Kasalé
Lumière dans les parages obscurs
Le voyageur quittant Port-au-Prince par la route du Sud longe d’abord les abords
deCarrefour, cette Frontière dont l’évocation fait émerger les noms de bordels tristement célèbres : Copacabana, Brisa del Mar, tant d’autres. La Nina Estrellita et El Caucho y célébrèrent, L’Espace d’un cillement, la rencontre de la Caraïbe perdue avec elle-même, se retrouvant dans sa propre différence. C’est dans ces parages obscurs, à l’onomastique cependant si évocatrice des rituels du vaudou, que Kettly Mars déroule l’action de son beau roman. Dans les années 1970, les habitants d’un lakou, regroupement de maisonnettes (des kayes) autour de la présence d’une ancienne, et selon des règles sociales et cultuelles strictes, vivent les dernières tentatives de transmission des cultures populaires, alors que la déstructuration sociale progresse à grand coups de buttoirs. Le roman capte la plupart des thèmes qui travaillent la littérature haïtienne quand elle porte son regard sur la lente décrépitude des paysages et qu’elle inscrit celle-ci dans le destin des personnages : ravinement accéléré par le déboisement, lui-même causant le départ des dieux qui habitaient au creux des grands arbres ; brouillage de l’identité par l’intrusion agressive de l’autre religion ; brouillage des repères géographiques et temporels ; désamour entre les êtres, et violences barbares contre les femmes ; fuite des campagnes, du pays, qui lui-même ne survit plus que par l’aide envoyée de l’extérieur. “Souvent, nous ne savons plus qui nous sommes. Cette ignorance nous fait peur, nous rend méchant”, rappele l’héroïne Sophonie. La présence de l’altérité est au centre de ce roman, comme cette fêlure qui fend la société haïtienne de part en part, d’abord à travers chacun des êtres.
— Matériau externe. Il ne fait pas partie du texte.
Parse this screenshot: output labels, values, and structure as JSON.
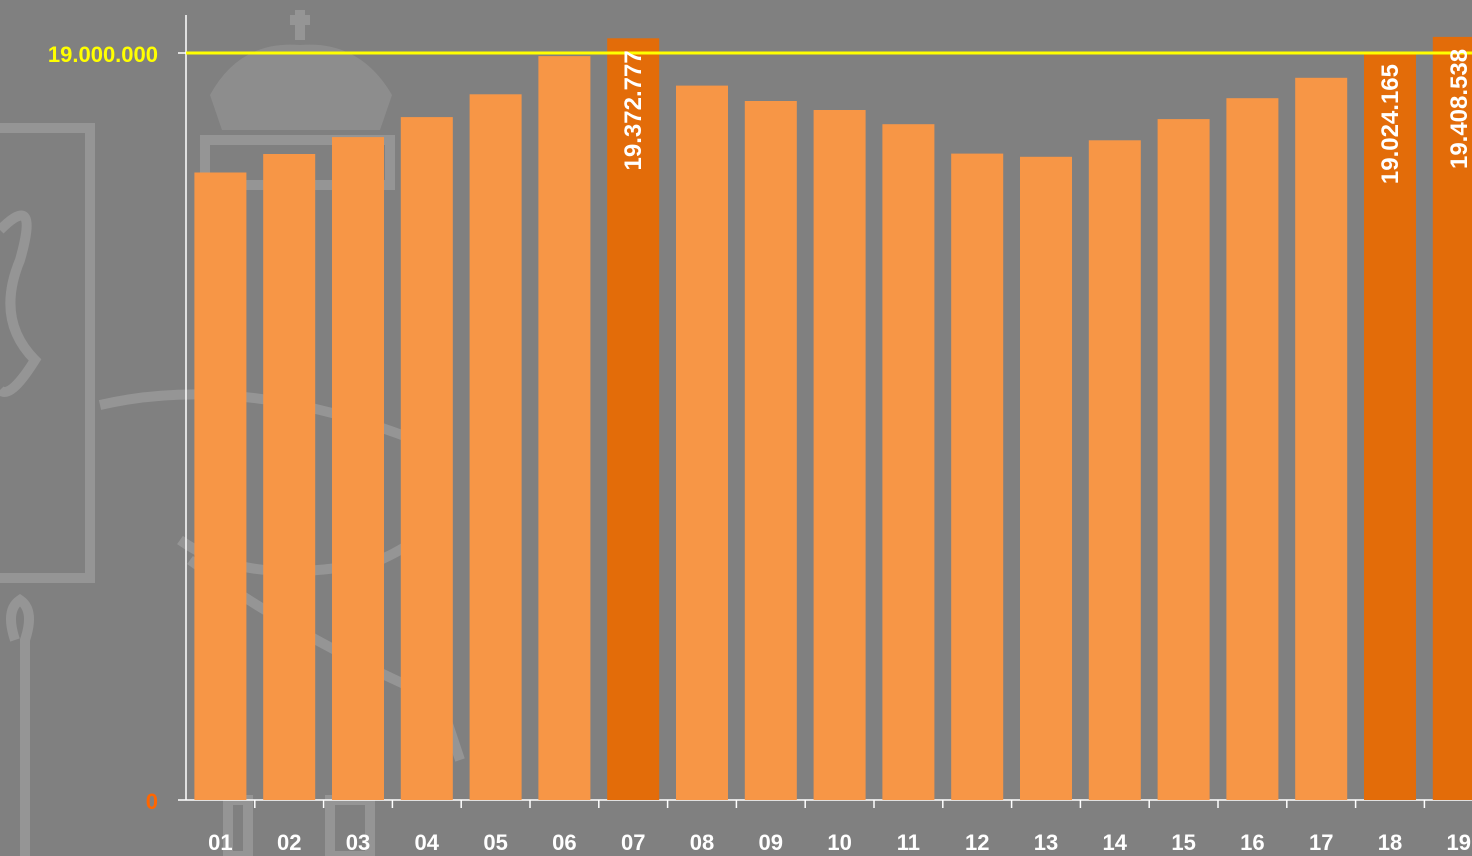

Kettly Mars ouvre le regard du lecteur à la vie quotidienne de ce lakou installé sur l’ancienne plantation Salé : commerces de peu, relations parfois tendues entre les femmes, promiscuité limitant l’espace privé, éducation et surveillance collective des enfants. Un pseudo prêtre catholique assure la présence de la lutte continue contre les “diableries”, mais il est peu regardant. Plus bas, les hommes s’activent à un grand chantier, qui oblige à détourner le cours de la rivière, mais qui assure des revenus pour les marchandes et les cuisinières, Nativita, Altagrâce, Dilia, ainsi qu’aux jeunesses, les prostituées. Sophonie découvre qu’elle est enceinte, alors qu’elle est célibataire, et que l’arbre planté à la naissance de l’ancienne est désormais tombé. Vers les hauteurs, la kay-mistè, maisonnette dédiée aux esprits, s’est effondrée. Il faut que cette maison soit rebâtie. Alors, l’ancienne pourra disparaître, c’est-à-dire rejoindre les siens, ces esprits dont elle a servi les exigences malgré les revers et les obstacles. Dans une langue qui joue de la présence du créole dans le texte, comme le signe d’une insurmontable nostalgie, c’est la transmission d’Antoinette à Sophonie qui se tisse, comme le rassemblement final des protagonistes lors des funérailles signale la fin de cette histoire de nègres debout. C’est un fait notable que ce roman écrit par une femme ne procède pas à un rappel des Pères de l’indépendance, et à une histoire héroïque, comme c’est si souvent le cas dans le roman célébrant la terre d’Haïti. L’enfant que porte Sophonie est engendré par un sculpteur, mi homme, mi esprit et leurs rencontres se déroulent dans des rêves somptueux, dans lesquels il est lui, l’eau, et elle, la terre. Et c’est dans un arrière plan lumineux, une dernière fois, que les dieux reçoivent le don de leur présence à tous les deux, alors que le diable, tonton-macoute violeur et assassin, qui engendre des monstres, est une dernière fois vaincu. Ce roman haïtien montre ainsi combien la posture inquiète et ambivalente de l’hybridité –entre les mondes, entre les temps, entre les histoires, entre soi et soi- est installée dans la scénographie intérieure de cette littérature.